I can see the attraction, but I would arm wrestle @Robin on his idea. It is technically feasible, but it doesn't feel RESTful to me because of my interpretation of the Identification of Resources element of REST. Also, merging two or more possibilities for identifiers to be disambiguated on the server strikes me as brittle code that will force me to work on weekends eventually because user identifiers will come and go as requirements change--forcing me to modify the controller endpoint over and over. I may also be biased by seeing canonical method names like findByName
, findByEmail
, etc. but never findByYourGuessIsAsGoodAsMine
.
It's clear that the user is the interesting resource rather than an email (Note I am using email where you use address to distinguish from physical address in my mind). My routes would look something like users/:userId/emails/
as you have essentially and to manage them in the Users
controller. I see no reason--from either software engineering perspective or a ideological REST perspective--to add the overhead of an extra class.
Upvotes: 0
Reputation: 3294
From your question is not clear whether you want to implement "get" or "find". Usually "get" returns 404 if an user with that email doesn't exist, but I would expect that "find" returns 200 with no results.
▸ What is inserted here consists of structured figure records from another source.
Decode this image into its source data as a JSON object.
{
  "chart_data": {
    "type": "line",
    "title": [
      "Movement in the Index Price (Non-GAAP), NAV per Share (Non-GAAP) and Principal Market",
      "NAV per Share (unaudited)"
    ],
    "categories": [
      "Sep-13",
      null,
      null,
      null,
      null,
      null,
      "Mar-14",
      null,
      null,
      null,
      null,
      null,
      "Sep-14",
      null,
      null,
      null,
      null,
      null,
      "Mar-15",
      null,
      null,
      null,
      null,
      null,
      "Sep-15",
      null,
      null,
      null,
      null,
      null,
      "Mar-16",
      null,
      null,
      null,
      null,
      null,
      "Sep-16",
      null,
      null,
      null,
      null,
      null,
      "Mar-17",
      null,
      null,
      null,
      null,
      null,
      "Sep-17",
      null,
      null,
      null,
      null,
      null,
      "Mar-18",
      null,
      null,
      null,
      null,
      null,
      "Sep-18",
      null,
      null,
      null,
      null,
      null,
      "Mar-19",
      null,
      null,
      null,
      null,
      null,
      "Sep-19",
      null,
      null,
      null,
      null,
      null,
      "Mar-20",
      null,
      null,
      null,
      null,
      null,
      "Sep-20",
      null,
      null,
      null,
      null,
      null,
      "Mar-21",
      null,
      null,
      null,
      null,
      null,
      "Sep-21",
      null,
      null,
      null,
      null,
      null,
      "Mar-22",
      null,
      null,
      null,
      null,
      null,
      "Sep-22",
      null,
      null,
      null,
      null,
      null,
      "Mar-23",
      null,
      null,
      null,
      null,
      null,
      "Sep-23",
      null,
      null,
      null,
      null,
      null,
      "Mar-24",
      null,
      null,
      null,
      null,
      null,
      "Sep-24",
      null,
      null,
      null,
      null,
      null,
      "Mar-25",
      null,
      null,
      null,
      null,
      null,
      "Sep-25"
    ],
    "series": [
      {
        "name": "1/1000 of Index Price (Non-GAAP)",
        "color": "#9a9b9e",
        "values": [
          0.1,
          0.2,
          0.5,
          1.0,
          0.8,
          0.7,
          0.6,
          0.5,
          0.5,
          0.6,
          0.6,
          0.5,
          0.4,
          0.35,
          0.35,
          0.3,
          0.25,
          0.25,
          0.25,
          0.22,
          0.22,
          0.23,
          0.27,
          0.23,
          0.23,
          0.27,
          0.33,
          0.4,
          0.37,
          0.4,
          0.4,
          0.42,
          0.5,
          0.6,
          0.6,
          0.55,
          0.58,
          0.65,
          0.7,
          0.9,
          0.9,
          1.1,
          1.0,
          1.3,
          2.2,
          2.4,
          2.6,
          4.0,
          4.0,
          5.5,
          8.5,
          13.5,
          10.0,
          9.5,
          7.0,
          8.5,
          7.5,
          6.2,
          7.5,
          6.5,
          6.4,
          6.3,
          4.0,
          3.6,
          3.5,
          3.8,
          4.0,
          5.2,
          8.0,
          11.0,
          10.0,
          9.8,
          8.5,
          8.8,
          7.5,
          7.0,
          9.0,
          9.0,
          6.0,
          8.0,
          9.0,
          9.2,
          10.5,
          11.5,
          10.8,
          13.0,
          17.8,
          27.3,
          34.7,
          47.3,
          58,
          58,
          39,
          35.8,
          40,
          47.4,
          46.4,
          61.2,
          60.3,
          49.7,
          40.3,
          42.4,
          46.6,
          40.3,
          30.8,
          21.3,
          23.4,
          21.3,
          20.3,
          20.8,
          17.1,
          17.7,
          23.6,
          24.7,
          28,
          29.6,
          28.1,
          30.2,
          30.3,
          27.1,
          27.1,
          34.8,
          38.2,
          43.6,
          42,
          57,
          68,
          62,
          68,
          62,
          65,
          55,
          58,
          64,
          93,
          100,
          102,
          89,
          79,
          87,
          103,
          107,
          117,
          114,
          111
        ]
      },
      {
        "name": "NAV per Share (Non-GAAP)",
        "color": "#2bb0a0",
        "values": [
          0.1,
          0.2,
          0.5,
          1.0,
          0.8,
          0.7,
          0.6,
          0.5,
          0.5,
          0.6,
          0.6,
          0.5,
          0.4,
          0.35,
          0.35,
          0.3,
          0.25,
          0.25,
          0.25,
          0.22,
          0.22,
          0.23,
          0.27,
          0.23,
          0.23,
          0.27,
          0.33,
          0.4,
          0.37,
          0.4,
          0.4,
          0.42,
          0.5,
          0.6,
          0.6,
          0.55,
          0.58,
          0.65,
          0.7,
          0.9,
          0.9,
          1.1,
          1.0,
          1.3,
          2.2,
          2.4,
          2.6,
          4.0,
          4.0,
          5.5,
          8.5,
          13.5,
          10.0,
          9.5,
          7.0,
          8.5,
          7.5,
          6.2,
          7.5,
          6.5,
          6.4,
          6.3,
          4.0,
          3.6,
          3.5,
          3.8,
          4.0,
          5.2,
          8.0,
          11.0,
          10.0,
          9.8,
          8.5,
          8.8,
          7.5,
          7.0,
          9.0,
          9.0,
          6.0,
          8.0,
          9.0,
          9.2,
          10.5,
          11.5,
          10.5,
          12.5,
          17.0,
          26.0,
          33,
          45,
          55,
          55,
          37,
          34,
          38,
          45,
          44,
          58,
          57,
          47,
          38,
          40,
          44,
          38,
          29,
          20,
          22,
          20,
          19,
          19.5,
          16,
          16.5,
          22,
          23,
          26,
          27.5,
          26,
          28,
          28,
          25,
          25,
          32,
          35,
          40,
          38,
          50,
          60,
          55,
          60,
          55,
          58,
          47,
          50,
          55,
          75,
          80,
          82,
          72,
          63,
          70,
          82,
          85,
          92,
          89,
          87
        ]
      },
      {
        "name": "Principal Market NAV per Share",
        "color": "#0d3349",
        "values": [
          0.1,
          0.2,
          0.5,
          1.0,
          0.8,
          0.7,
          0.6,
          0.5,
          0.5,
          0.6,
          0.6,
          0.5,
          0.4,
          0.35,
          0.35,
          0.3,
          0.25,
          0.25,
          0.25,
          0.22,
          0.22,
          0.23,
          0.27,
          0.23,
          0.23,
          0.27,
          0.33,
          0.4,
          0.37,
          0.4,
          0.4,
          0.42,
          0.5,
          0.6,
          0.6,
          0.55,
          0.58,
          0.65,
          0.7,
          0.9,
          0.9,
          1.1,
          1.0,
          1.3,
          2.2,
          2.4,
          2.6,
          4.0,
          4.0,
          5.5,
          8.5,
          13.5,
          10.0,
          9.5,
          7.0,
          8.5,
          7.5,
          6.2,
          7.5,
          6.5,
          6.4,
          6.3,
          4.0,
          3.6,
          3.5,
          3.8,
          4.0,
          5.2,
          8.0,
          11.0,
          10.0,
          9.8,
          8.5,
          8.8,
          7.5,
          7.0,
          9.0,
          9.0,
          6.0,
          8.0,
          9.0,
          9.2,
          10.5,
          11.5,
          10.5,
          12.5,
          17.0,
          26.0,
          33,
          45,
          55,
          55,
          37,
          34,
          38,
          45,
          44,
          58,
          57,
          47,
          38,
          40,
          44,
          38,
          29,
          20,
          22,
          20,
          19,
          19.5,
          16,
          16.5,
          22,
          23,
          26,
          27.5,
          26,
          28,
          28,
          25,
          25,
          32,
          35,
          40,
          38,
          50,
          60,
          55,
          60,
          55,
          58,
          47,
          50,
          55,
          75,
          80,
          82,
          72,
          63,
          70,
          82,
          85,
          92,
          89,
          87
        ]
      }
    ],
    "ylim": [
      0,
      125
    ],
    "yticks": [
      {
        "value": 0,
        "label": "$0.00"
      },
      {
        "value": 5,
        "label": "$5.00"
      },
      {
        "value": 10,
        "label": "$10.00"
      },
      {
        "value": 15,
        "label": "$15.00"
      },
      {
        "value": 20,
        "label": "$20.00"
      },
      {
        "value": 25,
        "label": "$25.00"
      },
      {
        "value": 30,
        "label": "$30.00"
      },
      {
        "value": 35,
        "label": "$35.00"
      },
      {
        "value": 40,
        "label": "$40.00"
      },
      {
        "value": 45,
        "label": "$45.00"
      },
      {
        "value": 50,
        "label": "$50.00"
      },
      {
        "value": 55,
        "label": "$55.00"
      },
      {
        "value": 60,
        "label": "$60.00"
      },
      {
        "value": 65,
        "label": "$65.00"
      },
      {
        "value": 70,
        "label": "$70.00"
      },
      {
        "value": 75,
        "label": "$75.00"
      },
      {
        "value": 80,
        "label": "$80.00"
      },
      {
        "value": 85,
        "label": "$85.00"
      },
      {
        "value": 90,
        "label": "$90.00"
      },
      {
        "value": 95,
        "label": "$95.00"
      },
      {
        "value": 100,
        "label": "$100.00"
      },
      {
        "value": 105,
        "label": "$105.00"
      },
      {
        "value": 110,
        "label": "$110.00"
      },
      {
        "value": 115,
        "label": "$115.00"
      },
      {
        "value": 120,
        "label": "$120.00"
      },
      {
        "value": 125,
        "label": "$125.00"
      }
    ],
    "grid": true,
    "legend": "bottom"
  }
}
Personally I would use this:
GET /users/find controllers.users.find(email: Option[String])
Answer to the second question depends on whether you plan to be able to update an address only or you are going to always update an user as a whole. For example you can have a web page with one huge form with all user details & address and you save it all with one HTTP request.
Or another point of view might be whether an address is a standalone resource or is always used (create/read/update/delete) together with an user.
Upvotes: 1
Reputation: 33063
The following wouldn't work because it conflicts with GET users/:userId
It could still work if your user IDs are never going to be valid email addresses (during the lifetime of this version of the REST API!), so your code can distinguish between them - which is the case with your current types. Of course you can always introduce a new REST API version if you want to relax that assumption in future (e.g. if you wanted to make the user ids arbitrary strings), or if you decide you don't like combining the two types of queries like that.
Should I get an User, add the new Address to User.addresses, and then update the User with PUT?
By default, that's not transactional. However, if you use ETags, you can reject the User update if something else has changed the User in the meantime.